In contrast with “hard” factors, some other factors might be classified as “soft” factors because their effects are much more difficult to measure and counter. In fact, a failure to address the “soft” factors may negate all efforts spent in countering the effects of the “hard” factors.

Psycho-social factors such as patient’s beliefs, attitude towards therapy and their motivation to the therapy could be classified as “soft” factors. Since the 1990’s, research has focused more on the patient-provider relationship and patients’ beliefs about the therapies. For patients with chronic diseases, they would do their own cost-benefit analysis of therapy, either consciously or subconsciously. It means they weigh the benefits from compliance with therapy (ie, controlling symptoms and preventing medical complications) against constraints on their daily lives and perceived risks of therapy such as side effects, time and effort involved (Donovan and Blake 1992). Sometimes, they may have the wrong beliefs based on inadequate health knowledge or a negative relationship with the healthcare provider. Hence, patients should be given adequate knowledge about the purpose of the therapy and consequences of non-compliance. In addition, a healthy relationship and effective communication between the patient and healthcare provider would enhance patient’s compliance. In fact, the effects of patient’s beliefs, health knowledge and relationship with the healthcare provider are very complex because these “soft” factors are inter-related with each other. The interaction is a bit like antibiotic combinations. Sometimes the effect would be additive or synergistic, while other times the effect would be antagonistic. However, due to the design of the studies performed so far, it is difficult, if not impossible, to differentiate precisely whether the interaction between these factors would be additive, synergistic or antagonistic. More robust and better designed studies would be needed in future to elucidate this effect.

Similar to the “soft” factors, the effect of demographic factors (eg, age, gender, ethnicity, educational level and marital status) on compliance is also rather complicated, because they may not be truly independent factors influencing compliance. Actually, demographic factors are related to patient’s various cultural, socioeconomic and psychological backgrounds. Thus, future studies on compliance should not focus on demographic factors alone.

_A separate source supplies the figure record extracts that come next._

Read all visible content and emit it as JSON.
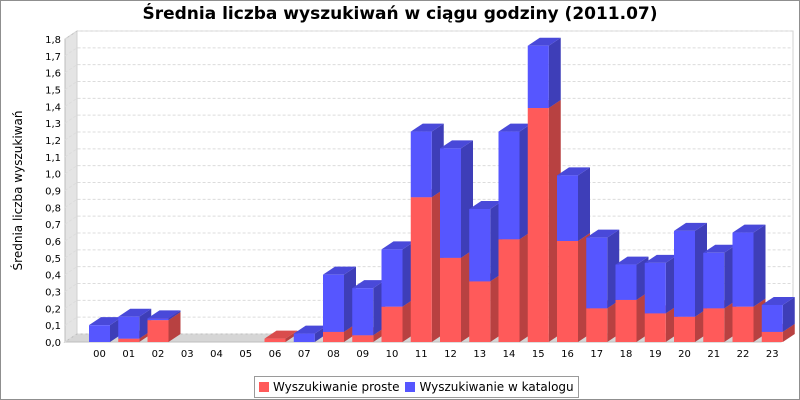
{
  "colors": {
    "series_0": "#FF5A5A",
    "series_1": "#5656FF",
    "floor": "#d6d6d6",
    "gridline": "#dcdcdc"
  },
  "chart_data": {
    "type": "bar",
    "stacked": true,
    "three_d": true,
    "title": "Średnia liczba wyszukiwań w ciągu godziny (2011.07)",
    "xlabel": "",
    "ylabel": "Średnia liczba wyszukiwań",
    "ylim": [
      0,
      1.8
    ],
    "yticks": [
      "0,0",
      "0,1",
      "0,2",
      "0,3",
      "0,4",
      "0,5",
      "0,6",
      "0,7",
      "0,8",
      "0,9",
      "1,0",
      "1,1",
      "1,2",
      "1,3",
      "1,4",
      "1,5",
      "1,6",
      "1,7",
      "1,8"
    ],
    "grid": true,
    "legend_position": "bottom",
    "categories": [
      "00",
      "01",
      "02",
      "03",
      "04",
      "05",
      "06",
      "07",
      "08",
      "09",
      "10",
      "11",
      "12",
      "13",
      "14",
      "15",
      "16",
      "17",
      "18",
      "19",
      "20",
      "21",
      "22",
      "23"
    ],
    "series": [
      {
        "name": "Wyszukiwanie proste",
        "values": [
          0.0,
          0.02,
          0.13,
          0,
          0,
          0,
          0.02,
          0.0,
          0.06,
          0.04,
          0.21,
          0.86,
          0.5,
          0.36,
          0.61,
          1.39,
          0.6,
          0.2,
          0.25,
          0.17,
          0.15,
          0.2,
          0.21,
          0.06
        ]
      },
      {
        "name": "Wyszukiwanie w katalogu",
        "values": [
          0.1,
          0.13,
          0.01,
          0,
          0,
          0,
          0.0,
          0.05,
          0.34,
          0.28,
          0.34,
          0.39,
          0.65,
          0.43,
          0.64,
          0.37,
          0.39,
          0.42,
          0.21,
          0.3,
          0.51,
          0.33,
          0.44,
          0.16
        ]
      }
    ]
  }
}
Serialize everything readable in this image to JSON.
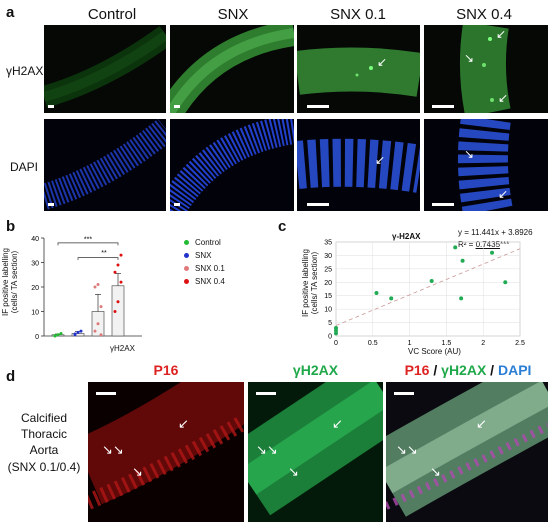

Definitely, there are some limitations in the current review. Firstly, only one electronic database, PubMed, was searched and only English articles were included. It might be possible that some informative studies in other literature databases or in other languages were omitted. Secondly, there is a shortcoming in the search strategy in that only articles with abstracts were retrieved. There are quite a number of studies published in 1970s and early 1980s without abstracts that were not screened. However, we do believe that the review so far has captured most of the key factors with potential influence on therapeutic compliance from the patient’s perspective.

In conclusion, from the review of the literature starting from the 1970s to identify relevant factors relating to therapeutic compliance, the evidence indicates that non-compliance is still commonplace in healthcare and no substantial change occurred despite the large number of studies attempting to address and highlight the problem. In addition, too few studies are being done systematically to quantify the impact of non-compliance on health and financial outcomes. The magnitude of the impact of non-compliance needs to be studied in future compliance research due to the potential tremendous implication of poor compliance on clinical and economic outcomes. Finally, few studies on compliance have been performed in Asian and developing countries where most of the world’s population resides. More studies on factors influencing compliance in these countries or regions would be helpful to fill in the knowledge gap and contribute to formulating international strategies for countering non-compliance.